When Both Conditions Coexist
It is possible to have both alopecia areata and androgenetic alopecia simultaneously. In these cases, you may see Norwood-pattern thinning at the temples and crown alongside distinct smooth patches characteristic of alopecia areata. This dual diagnosis complicates treatment because each condition requires a different approach.
For the pattern component:
- Finasteride: 80 to 90% halt further loss, 65% experience regrowth
- Minoxidil: 40 to 60% regrowth rate
- These work on DHT and blood flow but do not address the autoimmune component
For the alopecia areata component:
- Corticosteroid injections: 60 to 70% response for limited patches
- JAK inhibitors for severe cases
- These target the immune system but do not prevent DHT-driven miniaturization
A dermatologist can identify which areas are affected by which condition using dermoscopy, which reveals miniaturized hairs (pattern loss) versus exclamation point hairs and yellow dots (alopecia areata).
Why This Distinction Matters for Transplant Planning
When a patient eventually qualifies for hair transplantation, knowing whether their loss is Norwood-pattern, alopecia areata, or both determines everything about the surgical plan.

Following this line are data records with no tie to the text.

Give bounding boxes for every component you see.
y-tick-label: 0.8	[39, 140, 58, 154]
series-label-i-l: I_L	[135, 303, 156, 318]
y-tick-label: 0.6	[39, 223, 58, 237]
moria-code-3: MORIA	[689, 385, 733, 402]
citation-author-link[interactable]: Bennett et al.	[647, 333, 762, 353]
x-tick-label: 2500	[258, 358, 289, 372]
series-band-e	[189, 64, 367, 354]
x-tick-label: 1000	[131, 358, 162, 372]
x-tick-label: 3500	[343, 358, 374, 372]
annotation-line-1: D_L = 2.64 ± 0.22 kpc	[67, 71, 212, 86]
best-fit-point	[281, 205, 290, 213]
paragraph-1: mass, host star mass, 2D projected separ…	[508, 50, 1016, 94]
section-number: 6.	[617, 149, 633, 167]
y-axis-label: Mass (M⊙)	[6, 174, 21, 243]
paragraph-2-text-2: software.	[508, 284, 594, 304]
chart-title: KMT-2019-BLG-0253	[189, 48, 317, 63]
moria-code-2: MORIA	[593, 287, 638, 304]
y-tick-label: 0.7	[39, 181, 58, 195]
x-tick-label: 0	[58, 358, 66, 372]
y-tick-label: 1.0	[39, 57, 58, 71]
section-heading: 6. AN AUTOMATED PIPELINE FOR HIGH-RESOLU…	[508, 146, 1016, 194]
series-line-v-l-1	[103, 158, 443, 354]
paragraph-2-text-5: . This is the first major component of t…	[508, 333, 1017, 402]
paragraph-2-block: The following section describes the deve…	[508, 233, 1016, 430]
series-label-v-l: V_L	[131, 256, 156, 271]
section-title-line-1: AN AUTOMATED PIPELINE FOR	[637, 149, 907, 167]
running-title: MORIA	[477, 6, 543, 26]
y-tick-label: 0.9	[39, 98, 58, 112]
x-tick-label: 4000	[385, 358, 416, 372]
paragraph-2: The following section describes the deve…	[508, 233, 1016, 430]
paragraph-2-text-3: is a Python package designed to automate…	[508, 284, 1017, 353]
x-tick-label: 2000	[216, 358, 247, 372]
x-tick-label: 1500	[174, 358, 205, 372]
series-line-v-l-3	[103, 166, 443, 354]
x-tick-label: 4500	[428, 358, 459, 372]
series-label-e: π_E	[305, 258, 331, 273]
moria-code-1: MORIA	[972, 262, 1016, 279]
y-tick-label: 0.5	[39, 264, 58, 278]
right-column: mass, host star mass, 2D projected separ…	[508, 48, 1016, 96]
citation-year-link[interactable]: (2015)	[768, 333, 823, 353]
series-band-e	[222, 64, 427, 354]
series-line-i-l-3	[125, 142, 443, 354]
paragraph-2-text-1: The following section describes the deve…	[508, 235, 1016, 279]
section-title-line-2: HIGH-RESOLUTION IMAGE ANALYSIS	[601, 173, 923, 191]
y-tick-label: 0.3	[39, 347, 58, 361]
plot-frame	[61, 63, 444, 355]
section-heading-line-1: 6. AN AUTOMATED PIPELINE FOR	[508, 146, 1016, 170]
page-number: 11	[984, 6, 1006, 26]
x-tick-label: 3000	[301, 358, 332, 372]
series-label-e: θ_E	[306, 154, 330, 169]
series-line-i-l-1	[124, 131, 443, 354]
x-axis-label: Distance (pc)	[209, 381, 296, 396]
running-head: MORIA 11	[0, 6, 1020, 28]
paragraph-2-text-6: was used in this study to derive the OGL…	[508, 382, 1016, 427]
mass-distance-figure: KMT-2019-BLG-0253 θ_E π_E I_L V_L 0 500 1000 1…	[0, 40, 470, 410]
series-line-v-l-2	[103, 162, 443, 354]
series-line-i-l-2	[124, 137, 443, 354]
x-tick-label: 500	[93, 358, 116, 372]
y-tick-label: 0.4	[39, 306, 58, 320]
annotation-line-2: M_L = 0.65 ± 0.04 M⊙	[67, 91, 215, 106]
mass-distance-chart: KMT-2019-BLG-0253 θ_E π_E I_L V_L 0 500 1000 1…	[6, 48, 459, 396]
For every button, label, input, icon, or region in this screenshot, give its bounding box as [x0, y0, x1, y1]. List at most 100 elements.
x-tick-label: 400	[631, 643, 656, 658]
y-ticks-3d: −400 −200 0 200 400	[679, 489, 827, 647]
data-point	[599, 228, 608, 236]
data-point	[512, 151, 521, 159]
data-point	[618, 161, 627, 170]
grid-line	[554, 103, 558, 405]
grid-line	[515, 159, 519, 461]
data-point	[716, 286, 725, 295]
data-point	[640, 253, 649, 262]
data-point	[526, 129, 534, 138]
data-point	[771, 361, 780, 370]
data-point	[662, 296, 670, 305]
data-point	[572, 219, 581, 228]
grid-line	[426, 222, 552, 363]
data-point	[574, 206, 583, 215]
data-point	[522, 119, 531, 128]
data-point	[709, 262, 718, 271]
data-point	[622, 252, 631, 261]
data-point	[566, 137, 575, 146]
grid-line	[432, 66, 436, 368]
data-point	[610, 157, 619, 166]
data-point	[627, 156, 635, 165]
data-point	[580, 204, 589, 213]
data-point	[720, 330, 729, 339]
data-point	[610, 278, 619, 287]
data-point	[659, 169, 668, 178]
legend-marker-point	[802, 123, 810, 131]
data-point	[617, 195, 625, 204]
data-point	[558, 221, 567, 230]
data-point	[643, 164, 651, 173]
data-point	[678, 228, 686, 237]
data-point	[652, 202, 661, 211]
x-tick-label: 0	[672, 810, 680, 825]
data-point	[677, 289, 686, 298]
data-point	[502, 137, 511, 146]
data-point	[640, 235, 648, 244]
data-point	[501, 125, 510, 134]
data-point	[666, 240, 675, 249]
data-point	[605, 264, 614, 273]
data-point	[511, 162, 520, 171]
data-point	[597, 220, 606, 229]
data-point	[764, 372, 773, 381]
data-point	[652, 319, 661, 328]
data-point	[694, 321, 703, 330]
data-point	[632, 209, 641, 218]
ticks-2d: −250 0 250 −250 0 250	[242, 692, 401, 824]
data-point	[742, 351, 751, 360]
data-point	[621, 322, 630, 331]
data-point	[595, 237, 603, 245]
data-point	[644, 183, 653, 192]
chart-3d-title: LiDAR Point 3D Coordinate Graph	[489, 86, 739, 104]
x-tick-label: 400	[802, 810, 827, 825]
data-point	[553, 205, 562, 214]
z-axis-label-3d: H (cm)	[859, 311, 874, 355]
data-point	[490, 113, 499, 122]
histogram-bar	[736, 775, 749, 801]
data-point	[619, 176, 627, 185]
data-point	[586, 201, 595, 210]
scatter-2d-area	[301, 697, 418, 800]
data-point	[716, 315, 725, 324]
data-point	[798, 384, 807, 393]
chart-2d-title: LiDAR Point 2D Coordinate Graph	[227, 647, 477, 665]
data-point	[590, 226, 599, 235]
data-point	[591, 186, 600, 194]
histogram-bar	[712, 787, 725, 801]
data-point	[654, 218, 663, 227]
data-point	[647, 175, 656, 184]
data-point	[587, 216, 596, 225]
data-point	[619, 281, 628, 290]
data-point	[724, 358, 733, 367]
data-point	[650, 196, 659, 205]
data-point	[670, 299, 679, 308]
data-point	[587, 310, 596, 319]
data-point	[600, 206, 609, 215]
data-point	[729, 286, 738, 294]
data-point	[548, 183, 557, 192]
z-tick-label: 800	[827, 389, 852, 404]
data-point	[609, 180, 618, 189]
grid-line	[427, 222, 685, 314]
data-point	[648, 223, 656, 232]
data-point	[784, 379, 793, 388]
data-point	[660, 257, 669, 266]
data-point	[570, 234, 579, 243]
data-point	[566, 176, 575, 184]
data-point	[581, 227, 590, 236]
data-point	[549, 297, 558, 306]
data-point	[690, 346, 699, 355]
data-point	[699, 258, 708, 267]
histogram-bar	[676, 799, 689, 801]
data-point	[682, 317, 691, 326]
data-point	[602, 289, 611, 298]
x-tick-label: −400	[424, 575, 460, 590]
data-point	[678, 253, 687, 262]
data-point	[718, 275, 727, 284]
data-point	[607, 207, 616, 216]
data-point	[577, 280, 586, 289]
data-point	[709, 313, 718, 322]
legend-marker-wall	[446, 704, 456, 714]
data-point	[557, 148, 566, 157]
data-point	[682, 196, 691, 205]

For Norwood-pattern loss, surgeons can predict future loss based on the stage and plan graft placement accordingly. A Norwood 4 patient needs 2,500 to 3,500 grafts. The donor area (back and sides of the scalp) is predictably safe because DHT-resistant follicles grow there permanently. Safe extraction is limited to 45% of the donor area, with each graft containing an average of 2.2 hairs.
For alopecia areata, none of these calculations are reliable during active disease. The donor area is not guaranteed to remain safe because the immune system can attack any follicle, including transplanted ones. This is why the two to three year remission requirement exists. Understand more about alopecia areata causes and check whether you meet the criteria through the hair transplant candidacy assessment.
Getting the Right Classification
If you are unsure whether your hair loss follows a Norwood pattern or an alopecia areata pattern, a dermatologist using dermoscopy can differentiate within minutes. Getting this classification right is the first step toward the correct treatment. Do not assume your hair loss type based on family history alone, as the 28% misdiagnosis rate demonstrates how often this goes wrong even among professionals.